Simplicity… A bit of a diversion from that which I normally post. I tend to gravitate toward images of simplicity. For me, competing objects are a distraction and my preference is to have the intended subject dominate the frame. I don’t always accomplish this. Photographing birds and wildlife sometimes requires they be recorded in their, sometimes, messy, less than clean and simple, environments. This lone stalk was a short distance from the American Beaver recently posted and on a relatively pristine expanse of wind and sun eroded snow. Pondering the essence and impact of this lonely seed bearing pillar, the thought emanated that this piece of the environment provided essential life supporting seeds to the birds that occupied this rather harsh place. As Winter Solstice transpires days will begin to get incrementally longer. Perhaps this lone seed offering seems insignificant. But, Nature, in all of her wonder seems to have a plan to sustain and provide for those remaining during the cold clutches of winter.

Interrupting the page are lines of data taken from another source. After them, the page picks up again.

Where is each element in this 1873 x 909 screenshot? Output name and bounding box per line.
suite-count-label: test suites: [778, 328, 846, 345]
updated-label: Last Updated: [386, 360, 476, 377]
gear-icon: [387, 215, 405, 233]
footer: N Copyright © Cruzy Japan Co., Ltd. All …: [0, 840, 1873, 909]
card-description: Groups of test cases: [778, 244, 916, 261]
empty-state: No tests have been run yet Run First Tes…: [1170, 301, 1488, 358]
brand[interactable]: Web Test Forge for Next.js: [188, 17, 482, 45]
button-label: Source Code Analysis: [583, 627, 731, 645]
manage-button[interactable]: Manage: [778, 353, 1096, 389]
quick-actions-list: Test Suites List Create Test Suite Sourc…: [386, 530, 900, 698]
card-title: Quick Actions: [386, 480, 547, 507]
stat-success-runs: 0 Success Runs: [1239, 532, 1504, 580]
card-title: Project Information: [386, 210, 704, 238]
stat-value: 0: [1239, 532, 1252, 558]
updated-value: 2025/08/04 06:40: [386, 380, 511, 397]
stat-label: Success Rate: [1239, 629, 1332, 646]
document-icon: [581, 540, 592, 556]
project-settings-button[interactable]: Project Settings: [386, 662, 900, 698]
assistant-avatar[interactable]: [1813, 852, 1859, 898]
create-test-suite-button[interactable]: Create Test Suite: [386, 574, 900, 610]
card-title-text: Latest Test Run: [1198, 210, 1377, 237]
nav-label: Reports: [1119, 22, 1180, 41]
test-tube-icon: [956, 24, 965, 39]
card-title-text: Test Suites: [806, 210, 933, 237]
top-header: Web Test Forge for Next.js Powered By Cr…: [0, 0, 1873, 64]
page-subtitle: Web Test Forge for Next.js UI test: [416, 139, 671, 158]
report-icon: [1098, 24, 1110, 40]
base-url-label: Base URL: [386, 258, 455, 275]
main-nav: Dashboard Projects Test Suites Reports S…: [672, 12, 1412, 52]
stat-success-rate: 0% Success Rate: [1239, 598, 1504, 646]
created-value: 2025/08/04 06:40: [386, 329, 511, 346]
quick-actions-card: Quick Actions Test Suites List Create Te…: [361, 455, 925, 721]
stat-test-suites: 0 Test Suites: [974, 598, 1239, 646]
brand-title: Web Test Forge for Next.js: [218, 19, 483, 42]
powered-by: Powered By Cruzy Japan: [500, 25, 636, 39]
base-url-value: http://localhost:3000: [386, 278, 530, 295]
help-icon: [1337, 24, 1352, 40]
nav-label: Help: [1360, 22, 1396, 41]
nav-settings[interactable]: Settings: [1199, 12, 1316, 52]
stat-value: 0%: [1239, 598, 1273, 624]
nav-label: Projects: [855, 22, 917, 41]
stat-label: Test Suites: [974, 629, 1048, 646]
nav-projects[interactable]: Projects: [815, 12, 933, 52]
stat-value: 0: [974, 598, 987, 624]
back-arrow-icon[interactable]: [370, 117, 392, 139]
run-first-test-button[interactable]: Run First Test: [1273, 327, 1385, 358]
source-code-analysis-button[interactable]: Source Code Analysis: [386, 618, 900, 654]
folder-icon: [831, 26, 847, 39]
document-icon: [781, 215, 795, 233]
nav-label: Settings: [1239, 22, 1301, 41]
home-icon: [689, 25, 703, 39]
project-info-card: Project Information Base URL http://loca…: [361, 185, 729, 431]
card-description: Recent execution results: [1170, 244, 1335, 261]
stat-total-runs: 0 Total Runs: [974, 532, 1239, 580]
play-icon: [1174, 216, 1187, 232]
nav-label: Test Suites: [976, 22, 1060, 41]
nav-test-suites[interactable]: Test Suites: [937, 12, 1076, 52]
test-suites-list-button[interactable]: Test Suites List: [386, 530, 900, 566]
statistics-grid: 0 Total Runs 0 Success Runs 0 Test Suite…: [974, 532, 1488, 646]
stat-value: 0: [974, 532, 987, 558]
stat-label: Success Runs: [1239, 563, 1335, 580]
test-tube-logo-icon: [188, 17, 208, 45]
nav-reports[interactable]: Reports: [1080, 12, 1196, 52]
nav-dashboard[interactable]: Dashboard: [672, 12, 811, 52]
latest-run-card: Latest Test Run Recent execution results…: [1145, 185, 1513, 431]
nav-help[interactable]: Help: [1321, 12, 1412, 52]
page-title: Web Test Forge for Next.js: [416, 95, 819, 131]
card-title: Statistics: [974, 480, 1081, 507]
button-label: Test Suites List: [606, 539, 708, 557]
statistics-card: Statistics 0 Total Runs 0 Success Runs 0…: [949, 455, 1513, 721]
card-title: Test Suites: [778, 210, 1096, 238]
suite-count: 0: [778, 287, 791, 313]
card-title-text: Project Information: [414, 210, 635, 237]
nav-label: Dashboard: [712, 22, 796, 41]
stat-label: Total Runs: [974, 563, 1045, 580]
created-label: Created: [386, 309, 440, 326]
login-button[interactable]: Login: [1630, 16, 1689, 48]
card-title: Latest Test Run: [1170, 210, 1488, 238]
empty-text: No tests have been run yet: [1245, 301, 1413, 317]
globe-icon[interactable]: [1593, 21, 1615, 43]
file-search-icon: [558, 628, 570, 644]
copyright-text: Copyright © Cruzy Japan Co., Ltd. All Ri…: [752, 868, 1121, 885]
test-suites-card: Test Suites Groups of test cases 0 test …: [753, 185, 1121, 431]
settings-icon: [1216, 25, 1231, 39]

A few days ago, I began what ended up being many, many miles driven, in different locations in an attempt to find and photograph suitable subjects. I drove, I walked, I sat, I pondered. The harder I looked, the less presented itself, or so it seemed. On a whim, I decided to take an unlikely detour to a location where I felt it was unlikely to really find anything. I had nothing but time, so I took the road (I could throw in, “less traveled,” which it was, but that would be cliché) and not really paying much attention. Then, in my view was an animal. At first I thought I had seen an otter and as I slowed to get a better view, it disappeared. Continuing on, I found nothing, except a bull moose about three counties away, so that was out of the question. I returned to the location I had seen the yet to be identified critter, and there is was. So, I carefully stopped so I could observe what I had found. To my disbelief, I was looking at a beaver (Castor canadensis). I have never seen a beaver in winter before. This one was busy gathering branches from the surrounding brush, dragging them to a hole in the snow and then disappearing. As I waited, he/she appeared again and came completely out of the hole into which it had disappeared. It’s snout snow-covered from rearranging snow around one of the holes it was using. So, on balance, it ended up being a pretty good day.
American Robin (Turdus migratorius) What does one do when there is high pressure sitting over the area, an inversion creating what some believe is crappy light and certainly nasty air quality, clouds, unseasonably warm temperatures, and a lack of birds? Practice! Five-hundred miles (Peter, Paul, & Mary should be playing through your head right now) traveled in the last couple of days, with nothing to show except some marginal photos of a Rough-legged Hawk and a Prairie Falcon. One can argue about wonderful light early in the morning and in the evening being more desirable. Some proclaim the current light is really crappy. And it might not be optimal, but the light when not the best creates challenges to overcome and provides opportunities — no harsh shadows, and in some cases more vibrants colors. After a time in the morning, the sun can become so bright that it can actually wash out the unique coloring of birds, and institute specular highlights where they usually are not wanted. Photographers who photograph flowers like cloudy days and muted light because of this very condition — more vibrant colors. So, what to do when things are not the best, make the best of the situation — shoot and practice at home in the yard. I was surprised at the willingness of birds to come so close and let me practice. In some instances, too close to focus on them within the minimum focusing limits of the lens I was using. Within 15 feet of my garage door, I was able to practice on a number of birds, including this sub-adult Robin who found delight in eating fruit from a non-fruit bearing (🤔), Flowering Pear tree. In addition to the Robin, I was joined by Chickadees, Goldfinches, Juncos, House Finches, Red-winged blackbirds, a Northern Flicker and a Downy Woodpecker, who was so close that I could only get its head in the viewfinder and was, consequently, too close to focus. More birds than I saw during recent travels and I only needed to walk a few steps.